Iranian flag
An Iranian flag flutters in front of the United Nations headquarters, during an International Atomic Energy Agency (IAEA) board of governors meeting, in Vienna, March 4, 2015. REUTERS/HEINZ-PETER BADER
(Reuters) - The U.S. Senate rejected an effort on Wednesday to tie sanctions relief for Iran under an international nuclear agreement to a requirement that President Barack Obamacertify that Tehran is not supporting acts of terrorism against Americans.

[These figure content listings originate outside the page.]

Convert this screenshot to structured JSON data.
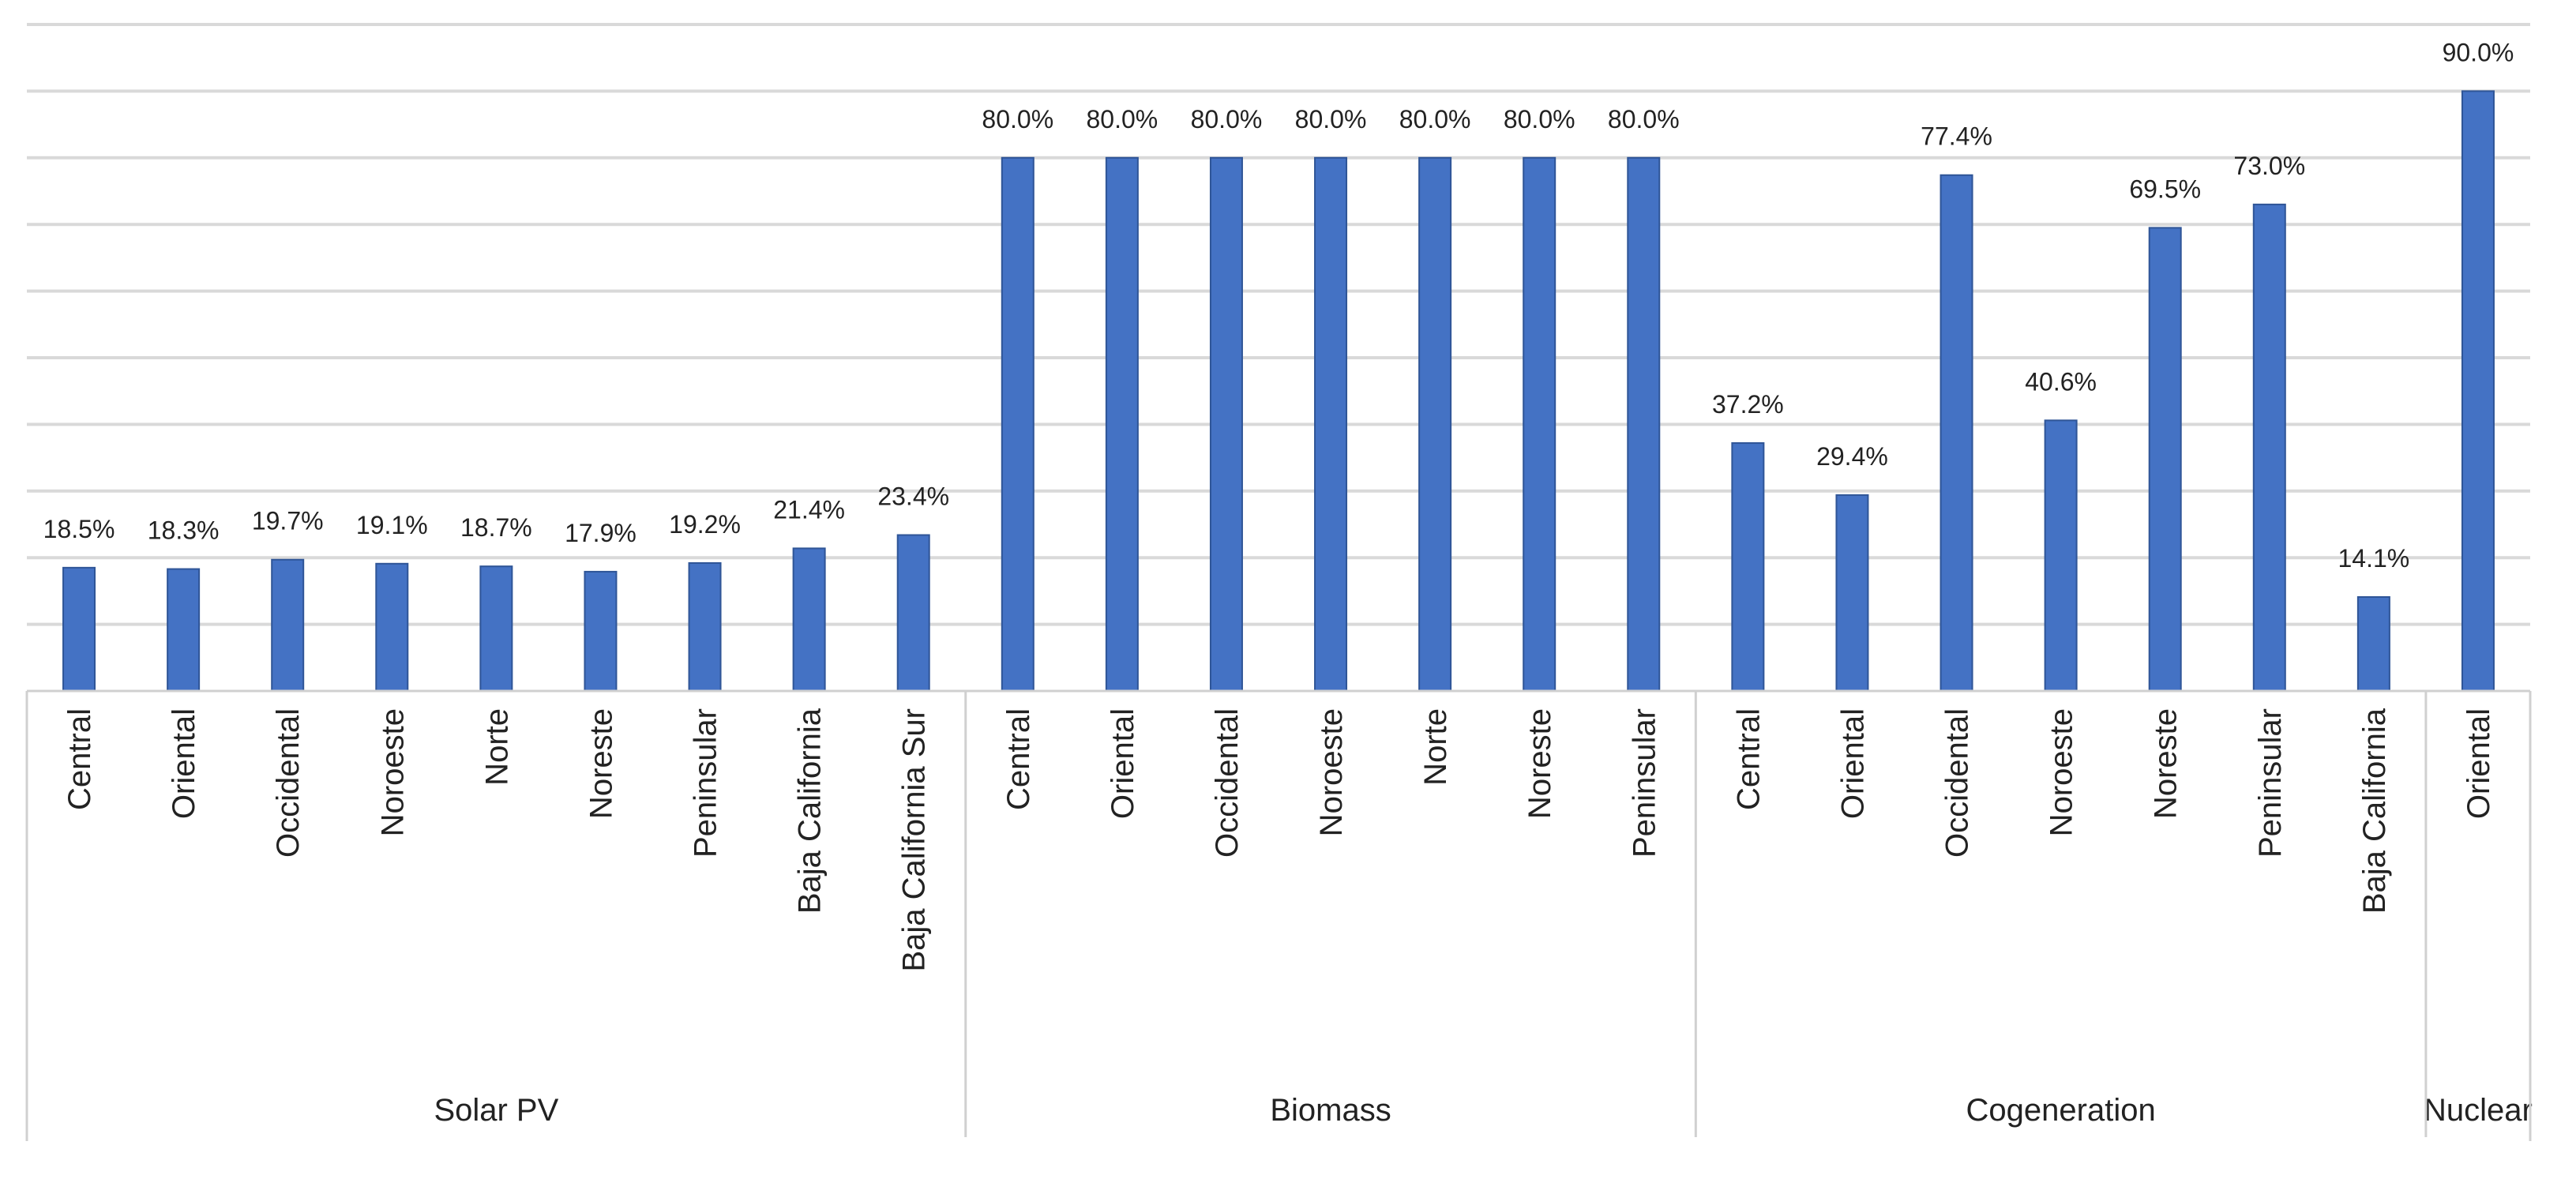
{
  "chart_data": {
    "type": "bar",
    "title": "",
    "xlabel": "",
    "ylabel": "",
    "ylim": [
      0,
      100
    ],
    "grid": true,
    "legend": "none",
    "y_tick_labels_shown": false,
    "bar_color": "#4472c4",
    "groups": [
      {
        "name": "Solar PV",
        "categories": [
          "Central",
          "Oriental",
          "Occidental",
          "Noroeste",
          "Norte",
          "Noreste",
          "Peninsular",
          "Baja California",
          "Baja California Sur"
        ],
        "values": [
          18.5,
          18.3,
          19.7,
          19.1,
          18.7,
          17.9,
          19.2,
          21.4,
          23.4
        ],
        "labels": [
          "18.5%",
          "18.3%",
          "19.7%",
          "19.1%",
          "18.7%",
          "17.9%",
          "19.2%",
          "21.4%",
          "23.4%"
        ]
      },
      {
        "name": "Biomass",
        "categories": [
          "Central",
          "Oriental",
          "Occidental",
          "Noroeste",
          "Norte",
          "Noreste",
          "Peninsular"
        ],
        "values": [
          80.0,
          80.0,
          80.0,
          80.0,
          80.0,
          80.0,
          80.0
        ],
        "labels": [
          "80.0%",
          "80.0%",
          "80.0%",
          "80.0%",
          "80.0%",
          "80.0%",
          "80.0%"
        ]
      },
      {
        "name": "Cogeneration",
        "categories": [
          "Central",
          "Oriental",
          "Occidental",
          "Noroeste",
          "Noreste",
          "Peninsular",
          "Baja California"
        ],
        "values": [
          37.2,
          29.4,
          77.4,
          40.6,
          69.5,
          73.0,
          14.1
        ],
        "labels": [
          "37.2%",
          "29.4%",
          "77.4%",
          "40.6%",
          "69.5%",
          "73.0%",
          "14.1%"
        ]
      },
      {
        "name": "Nuclear",
        "categories": [
          "Oriental"
        ],
        "values": [
          90.0
        ],
        "labels": [
          "90.0%"
        ]
      }
    ]
  }
}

A handful of Republicans joined Senate Democrats to reject by a 54-45 vote a proposed amendment offered by Republican Senator John Barrasso that would have added the terrorism clause to a bill subjecting an international nuclear agreement to review by the U.S. Congress.

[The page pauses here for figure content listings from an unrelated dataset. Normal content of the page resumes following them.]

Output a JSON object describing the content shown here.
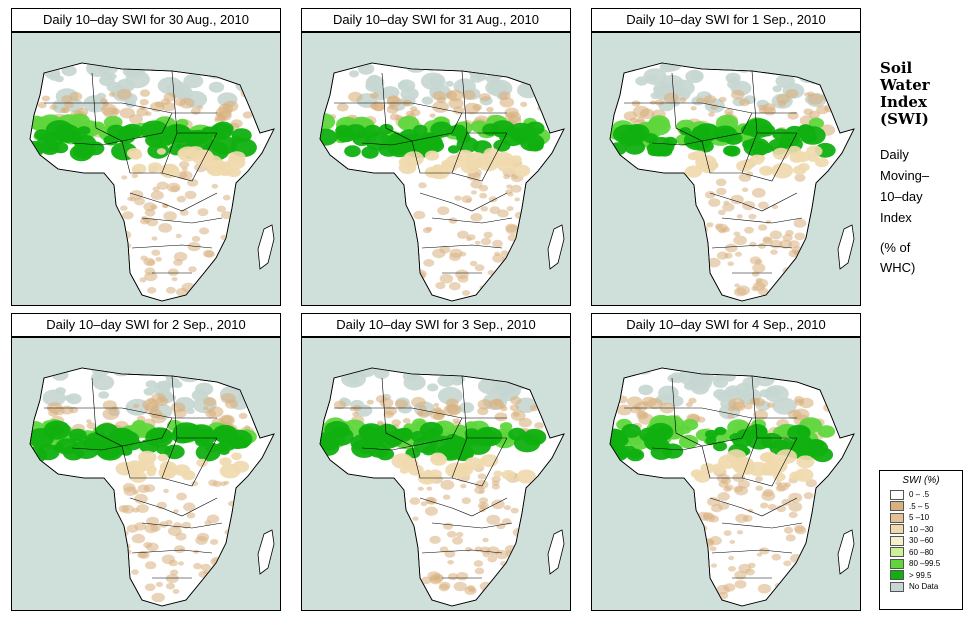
{
  "panels": [
    {
      "title": "Daily 10–day SWI for  30 Aug., 2010",
      "variant": 0
    },
    {
      "title": "Daily 10–day SWI for  31 Aug., 2010",
      "variant": 1
    },
    {
      "title": "Daily 10–day SWI for  1 Sep., 2010",
      "variant": 2
    },
    {
      "title": "Daily 10–day SWI for  2 Sep., 2010",
      "variant": 3
    },
    {
      "title": "Daily 10–day SWI for  3 Sep., 2010",
      "variant": 4
    },
    {
      "title": "Daily 10–day SWI for  4 Sep., 2010",
      "variant": 5
    }
  ],
  "side": {
    "title_lines": [
      "Soil",
      "Water",
      "Index",
      "(SWI)"
    ],
    "subtitle_lines": [
      "Daily",
      "Moving–",
      "10–day",
      "Index"
    ],
    "unit_lines": [
      "(% of",
      " WHC)"
    ]
  },
  "legend": {
    "title": "SWI (%)",
    "items": [
      {
        "label": "0 – .5",
        "color": "#ffffff"
      },
      {
        "label": ".5 – 5",
        "color": "#d9b07f"
      },
      {
        "label": "5 –10",
        "color": "#e2c292"
      },
      {
        "label": "10 –30",
        "color": "#efd9ad"
      },
      {
        "label": "30 –60",
        "color": "#f6efcc"
      },
      {
        "label": "60 –80",
        "color": "#cdf09a"
      },
      {
        "label": "80 –99.5",
        "color": "#5fd63c"
      },
      {
        "label": "> 99.5",
        "color": "#10b010"
      },
      {
        "label": "No Data",
        "color": "#c7d6d2"
      }
    ]
  },
  "colors": {
    "sea": "#cfdfd9",
    "land": "#ffffff",
    "wet_dark": "#10b010",
    "wet_light": "#5fd63c",
    "dry_tan": "#d9b07f",
    "no_data": "#c7d6d2"
  }
}
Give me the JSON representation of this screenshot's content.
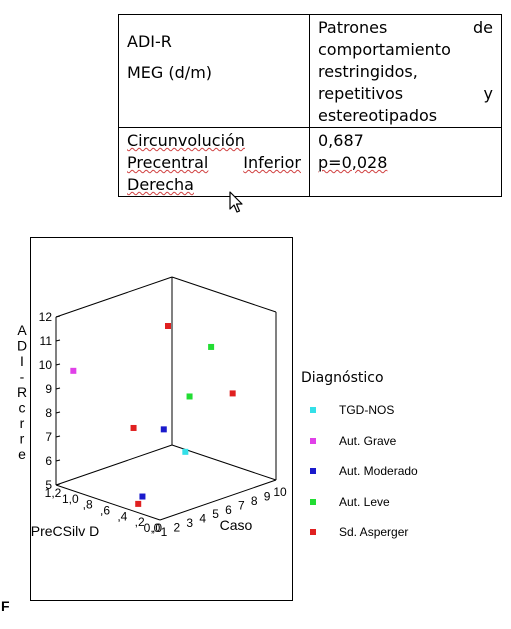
{
  "table": {
    "row1_col1_line1": "ADI-R",
    "row1_col1_line2": "MEG (d/m)",
    "row1_col2_lines": [
      [
        "Patrones",
        "de"
      ],
      [
        "comportamiento"
      ],
      [
        "restringidos,"
      ],
      [
        "repetitivos",
        "y"
      ],
      [
        "estereotipados"
      ]
    ],
    "row2_col1_lines": [
      [
        "Circunvolución"
      ],
      [
        "Precentral",
        "Inferior"
      ],
      [
        "Derecha"
      ]
    ],
    "row2_col2_line1": "0,687",
    "row2_col2_line2": "p=0,028"
  },
  "panel_letter": "F",
  "chart_data": {
    "type": "scatter",
    "projection": "3d",
    "title": "",
    "axes": {
      "z_label_chars": [
        "A",
        "D",
        "I",
        "-",
        "R",
        "c",
        "r",
        "r",
        "e"
      ],
      "x_label": "PreCSilv D",
      "y_label": "Caso",
      "z_ticks": [
        "12",
        "11",
        "10",
        "9",
        "8",
        "7",
        "6",
        "5"
      ],
      "x_ticks": [
        "1,2",
        "1,0",
        ",8",
        ",6",
        ",4",
        ",2",
        ",0",
        "0,0"
      ],
      "y_ticks": [
        "1",
        "2",
        "3",
        "4",
        "5",
        "6",
        "7",
        "8",
        "9",
        "10"
      ],
      "zlim": [
        5,
        12
      ],
      "ylim": [
        1,
        10
      ],
      "xlim": [
        0,
        1.2
      ],
      "grid": false
    },
    "legend": {
      "title": "Diagnóstico",
      "placement": "right"
    },
    "series": [
      {
        "name": "TGD-NOS",
        "color": "#33e0e8",
        "points": [
          {
            "caso": 7,
            "precsilv": 0.6,
            "adir": 6
          }
        ]
      },
      {
        "name": "Aut. Grave",
        "color": "#e040e8",
        "points": [
          {
            "caso": 1,
            "precsilv": 1.0,
            "adir": 10
          }
        ]
      },
      {
        "name": "Aut. Moderado",
        "color": "#1a1acc",
        "points": [
          {
            "caso": 3,
            "precsilv": 0.5,
            "adir": 5
          },
          {
            "caso": 6,
            "precsilv": 0.7,
            "adir": 7
          }
        ]
      },
      {
        "name": "Aut. Leve",
        "color": "#22dd33",
        "points": [
          {
            "caso": 9,
            "precsilv": 0.6,
            "adir": 10
          },
          {
            "caso": 8,
            "precsilv": 0.7,
            "adir": 8
          }
        ]
      },
      {
        "name": "Sd. Asperger",
        "color": "#e02020",
        "points": [
          {
            "caso": 2,
            "precsilv": 0.4,
            "adir": 5
          },
          {
            "caso": 5,
            "precsilv": 0.9,
            "adir": 7
          },
          {
            "caso": 10,
            "precsilv": 0.5,
            "adir": 8
          },
          {
            "caso": 7,
            "precsilv": 0.8,
            "adir": 11
          }
        ]
      }
    ]
  }
}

The Senate has been engaged in intense debate over the legislation, a compromise version of the bill reached in the Senate Foreign Relations Committee last week in an effort to avoid a presidential veto.

Senators Bob Corker and Ben Cardin, the committee's Republican chairman and top Democrat, have been arguing against so-called poison pill amendments seeking to toughen the Iran Nuclear Review Act.

They insist that those amendments would kill its chances of becoming law by alienating Democrats and provoking a veto from Obama, who considers tougher restrictions a threat to ongoing nuclear negotiations between Iran and six world powers.

"We should do everything we can to make sure we have a voice," Corker said in the Senate on Wednesday, as he appealed to lawmakers not to push forward with partisan amendments.

Both of the amendments that have come up so far have been rejected.

The measure voted down on Wednesday sought to reinstate a clause that was removed last week as Democrats and Republicans worked out the compromise version of the bill.